O medo de ter o celular arrancado das mãos pode ganhar um novo capítulo de alívio. O Senado Federal aprovou, nesta terça-feira (3), um projeto de lei que aumenta significativamente as punições para furto, roubo e receptação de smartphones, tablets, notebooks e outros eletrônicos. O texto, relatado pelo senador Efraim Filho (União-PB), agora retorna à Câmara dos Deputados para a etapa final antes de seguir à sanção presidencial.
O que muda na lei?
Hoje, levar o seu smartphone era juridicamente equivalente a furtar qualquer objeto comum. O PL 3.780/2023 cria uma tipificação própria para crimes envolvendo dispositivos eletrônicos. Caso vire lei, o furto de celular passará a ter pena de reclusão de 2 a 6 anos, além de multa. Nas tabelas abaixo, veja como ficam as principais mudanças:
- Furto simples: de 1–4 anos para 1–6 anos.
- Furto de celular, tablet ou similar: 2–6 anos (nova categoria).
- Roubo simples: de 4–10 anos para 5–10 anos.
- Latrocínio (roubo seguido de morte): de 20–30 anos para 24–30 anos.
- Receptação: de 1–4 anos para 1–6 anos.
Além disso, passa a ser permitida a prisão preventiva para furto mesmo quando não há reincidência, reforçando o poder do Judiciário de manter suspeitos fora das ruas.
Por que o Senado enxergou urgência?
Segundo dados apresentados no plenário, mais de 2.700 celulares são furtados ou roubados por dia no Brasil. O celular deixou de ser item supérfluo: é carteira digital, banco, meio de pagamento e até chave do carro para quem usa NFC. “Esse dispositivo eletrônico ganhou outra dimensão na vida de cada cidadão”, justificou Efraim Filho.

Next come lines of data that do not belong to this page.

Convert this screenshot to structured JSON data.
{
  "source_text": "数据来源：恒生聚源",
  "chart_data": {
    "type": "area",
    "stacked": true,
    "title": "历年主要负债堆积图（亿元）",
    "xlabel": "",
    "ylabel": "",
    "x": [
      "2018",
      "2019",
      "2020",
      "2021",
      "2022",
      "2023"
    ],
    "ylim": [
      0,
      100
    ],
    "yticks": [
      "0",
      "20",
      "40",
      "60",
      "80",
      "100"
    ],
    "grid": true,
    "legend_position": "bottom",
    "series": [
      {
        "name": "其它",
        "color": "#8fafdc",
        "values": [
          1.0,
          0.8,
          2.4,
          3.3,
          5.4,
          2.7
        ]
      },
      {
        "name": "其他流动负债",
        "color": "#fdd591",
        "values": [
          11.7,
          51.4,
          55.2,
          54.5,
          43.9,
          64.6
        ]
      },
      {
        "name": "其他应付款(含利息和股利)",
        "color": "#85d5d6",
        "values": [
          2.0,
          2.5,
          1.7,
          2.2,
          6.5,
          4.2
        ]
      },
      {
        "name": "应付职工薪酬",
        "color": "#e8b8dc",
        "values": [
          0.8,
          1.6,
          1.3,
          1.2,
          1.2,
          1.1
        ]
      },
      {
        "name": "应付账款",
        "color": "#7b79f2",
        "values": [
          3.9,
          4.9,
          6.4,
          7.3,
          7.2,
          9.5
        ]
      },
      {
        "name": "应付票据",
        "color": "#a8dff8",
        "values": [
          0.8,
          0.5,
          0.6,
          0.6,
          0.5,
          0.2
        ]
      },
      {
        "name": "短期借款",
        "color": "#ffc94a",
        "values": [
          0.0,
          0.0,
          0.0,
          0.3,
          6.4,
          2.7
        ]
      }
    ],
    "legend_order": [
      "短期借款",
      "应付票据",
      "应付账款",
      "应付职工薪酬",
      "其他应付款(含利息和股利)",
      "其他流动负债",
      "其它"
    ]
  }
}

Como fica o quadro de penas
Para facilitar a leitura, confira o comparativo entre a lei atual e a proposta aprovada pelos senadores:
| Crime | Pena atual | Pena proposta |
|---|---|---|
| Furto simples | 1 – 4 anos + multa | 1 – 6 anos + multa |
| Furto de celular / eletrônico | — | 2 – 6 anos + multa |
| Furto mediante fraude eletrônica | 4 – 8 anos + multa | 4 – 10 anos + multa |
| Roubo simples | 4 – 10 anos + multa | 5 – 10 anos + multa |
| Latrocínio | 20 – 30 anos + multa | 24 – 30 anos + multa |
Impacto prático para quem usa tecnologia
Na vida real, penas mais severas podem inibir quadrilhas especializadas em revender peças de smartphones de alto valor, como iPhones, Galaxys e aparelhos gamers. Além da frente penal, o mercado já reage com soluções de segurança:
- Proteção contra roubo de fábrica em Androids 14: bloqueio automático do dispositivo caso seja resetado sem a senha original.
- Programa Celular Seguro: alerta instantâneo às operadoras e bancos quando o usuário cadastrado reporta o roubo.
- eSIM + bloqueio IMEI: torna mais difícil usar o aparelho roubado em outra linha.
Dicas de proteção — e acessórios que ajudam
Quem quer garantir uma camada extra além da legislação pode apostar em soluções simples (e que já estão no carrinho de muitos leitores):
Imagem: Internet
- Capas à prova de impactos com certificação militar, como a linha Spigen Rugged Armor, que reduzem a chance de dano na hora da abordagem.
- Rastreadores Bluetooth tipo Apple AirTag e Samsung SmartTag 2, úteis para localizar o celular ou a mochila em questão de minutos.
- Cabos retráteis reforçados e power banks compactos que permitem manter o smartphone sempre com bateria para acionar recursos de emergência.
- Películas de vidro 9H, que ajudam a manter o aparelho intacto para uma eventual identificação do IMEI após recuperação.
Todos esses itens estão amplamente disponíveis em marketplaces como a Amazon Brasil e podem ser configurados em poucos minutos — um investimento pequeno se comparado à dor de cabeça de perder o celular principal.
Próximos passos
Com as alterações promovidas no Senado, o texto segue para nova votação na Câmara dos Deputados. Se os deputados confirmarem a versão atual, o projeto vai à sanção presidencial e passa a vigorar 30 dias após a publicação no Diário Oficial. Até lá, vale reforçar boas práticas de segurança, atualizar senhas, habilitar autenticação de dois fatores e estudar acessórios que compliquem a vida de quem tenta colocar as mãos no seu dispositivo.
No fim das contas, a combinação de tecnologia embarcada, acessórios inteligentes e legislação mais rígida forma um tripé poderoso para reduzir o crime que mais afeta o dia a dia digital do brasileiro.